Ce professeur de français dans une université de Tokyo, également conseillère consulaire élue par les Français du Japon en 2014, a relevé récemment des niveaux de radioactivité élevés dans la ville de Fukushima, située à 60 kilomètres de la centrale nucléaire de Fukushima Daiichi méchamment endommagée le 11 mars 2011 par un séisme de magnitude 9 qui a entraîné un tsunami meurtrier. Bilan de la réaction en chaîne : plus de 15 890 morts et près de 2570 disparus. « Il y a encore par endroits 2 microsieverts par heure (μSv/h), dix fois plus que ce qui est admissible. »

Moins de radioactivité

Dans l'archipel, s'il y a bien une chose qui a contaminé la population, c'est l'insécurité sanitaire. La radioactivité n'a plus de secret pour bon nombre d'habitants qui traquent les concentrations de particules dans les quartiers de leur ville, leur jardin et jusque dans leur assiette. Ils savent qu'une dose ambiante de 0,23 μSv/h entraîne une exposition annuelle à la radioactivité de 1 millisievert (mSv). Ce qui équivaut à la limite maximale autorisée pour la population au niveau mondial. Au-delà, les risques de cancers et d'attaques du système immunitaire augmentent.

La décroissance naturelle de la radioactivité, l'opération de décontamination des sols menée depuis 2012 - plus de 9 millions de sacs en plastique de terre polluée - et l'érosion ont pourtant produit leurs effets. « De récentes mesures prises à 80 km de la centrale ont montré une baisse de près de 65% de la radioactivité depuis mars 2011 », apprécie Azby Brown, chercheur chez Safecast, l'ONG qui produit la carte de référence en la matière. « Mais les chiffres sont trompeurs et les niveaux restent élevés. »

Menace insidieuse

C'est que des zones fortement irradiées impossibles à décontaminer comme les forêts et les montagnes (70% du territoire de Fukushima) côtoient des poches nettoyées... jusqu'à ce que le vent, la pluie, le ruissellement y ramènent les particules de césium 137 ou de plutonium, des radionucléides très résistants dans la nature.
La décontamination, c'est Sisyphe, version japonaise.
« Aux abords d'une maison décontaminée à Iitate, à une trentaine de kilomètres de la centrale, les niveaux de radioactivité dépassaient 20 mSv par an », chiffre Florian Kasser, responsable du dossier nucléaire chez Greenpeace Suisse, qui revient de trois semaines de mesures.
La menace est encore plus insidieuse qu'il n'y paraît.
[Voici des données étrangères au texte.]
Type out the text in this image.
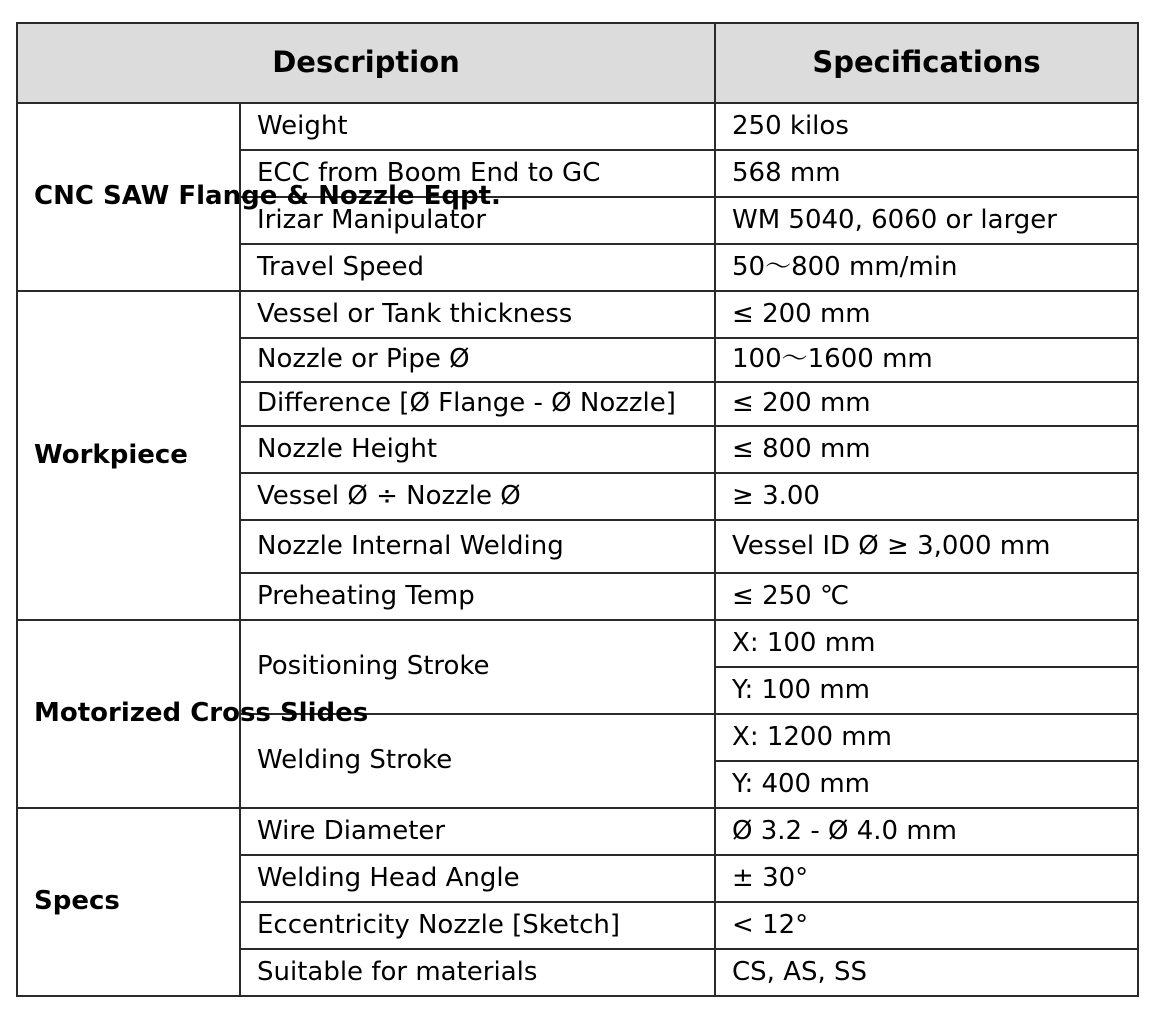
Description		Specifications
CNC SAW Flange & Nozzle Eqpt.	Weight	250 kilos
	ECC from Boom End to GC	568 mm
	Irizar Manipulator	WM 5040, 6060 or larger
	Travel Speed	50～800 mm/min
Workpiece	Vessel or Tank thickness	≤ 200 mm
	Nozzle or Pipe Ø	100～1600 mm
	Difference [Ø Flange - Ø Nozzle]	≤ 200 mm
	Nozzle Height	≤ 800 mm
	Vessel Ø ÷ Nozzle Ø	≥ 3.00
	Nozzle Internal Welding	Vessel ID Ø ≥ 3,000 mm
	Preheating Temp	≤ 250 ℃
Motorized Cross Slides	Positioning Stroke	X: 100 mm
		Y: 100 mm
	Welding Stroke	X: 1200 mm
		Y: 400 mm
Specs	Wire Diameter	Ø 3.2 - Ø 4.0 mm
	Welding Head Angle	± 30°
	Eccentricity Nozzle [Sketch]	< 12°
	Suitable for materials	CS, AS, SS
L'ONG a recensé de fortes pollutions là où elle redoutait en trouver : dans des zones épargnées en 2011 par le nuage radioactif et aujourd'hui contaminées indirectement.
« Les gens ne sont pas conscients des risques qu'ils courent dans les régions qui paraissaient peu touchées », déplore Florian Kasser.
« Retour à l'anormale »

Et que dire alors de la contamination dans la zone d'exclusion nucléaire, cette région évacuée après le Tchernobyl japonais et qui ceinture sur 20 kilomètres la centrale accidentée ? Le gouvernement y pousse au retour une bonne partie des 100 000 réfugiés de l'atome. Plus précisément dans les localités où le niveau d'exposition à la radioactivité est redescendu sous la barre des 20 mSv/an, la limite maximale que les travailleurs du nucléaire au Japon sont autorisés à encaisser.
Les enfants déplacés sont ainsi soumis aux mêmes normes de radioprotection que les employés des centrales... Alors qu'« une dose annuelle de 5 mSv est suffisante aux travailleurs du nucléaire au Japon pour faire une demande de reconnaissance en maladie professionnelle », s'indigne Paul Jobin, maître de conférences à l'Université Paris-Diderot, sociologue spécialiste du Japon.
Seuls 20% de retours

« Irresponsable, criminel », s'égosillent les ONG, dont Greenpeace Suisse. Pour Florian Kasser, les autorités minimisent sciemment le danger. « C'est une politique de communication mensongère pour dire que tout est rentré dans l'ordre. Elles donnent l'illusion d'un retour à la normale. Alors que c'est un retour à l'anormale. » En guise de garantie sanitaire, le gouvernement de Shinzo Abe vante les mérites des travaux de décontamination et multiplie les messages rassurants. Et pour encourager les réfugiés à rentrer chez eux, il leur coupe les vivres.
Les autorités japonaises ont décidé de fermer dès mars 2017 les structures d'accueil des déplacés. Et 2018 signifiera la fin des indemnisations financières pour préjudice moral versées mensuellement aux personnes déplacées. Les réfugiés rentreront à la maison ou commenceront une nouvelle vie ailleurs sans les 100 000 yens mensuels (882 francs) de compensations. « Cette politique est inique, car elle vise surtout à limiter le montant des réparations versées aux réfugiés dont la vie a été complètement bouleversée par la catastrophe nucléaire et faire taire les opposants au redémarrage des autres centrales », fustige Paul Jobin.
Contamination, méfiance envers le gouvernement, infrastructures de base à terre, vie sociale et économique anémique, centrale nucléaire voisine mal en point: peu de réfugiés de l'atome prennent le chemin du retour, et encore en traînant les pieds, dans les trois localités où les ordres d'évacuation ont été levés depuis 2014. Moins de 20% des habitants sont revenus à Naraha, ville rouverte en septembre dernier. Ces déplacés ont le sens du sacrifice.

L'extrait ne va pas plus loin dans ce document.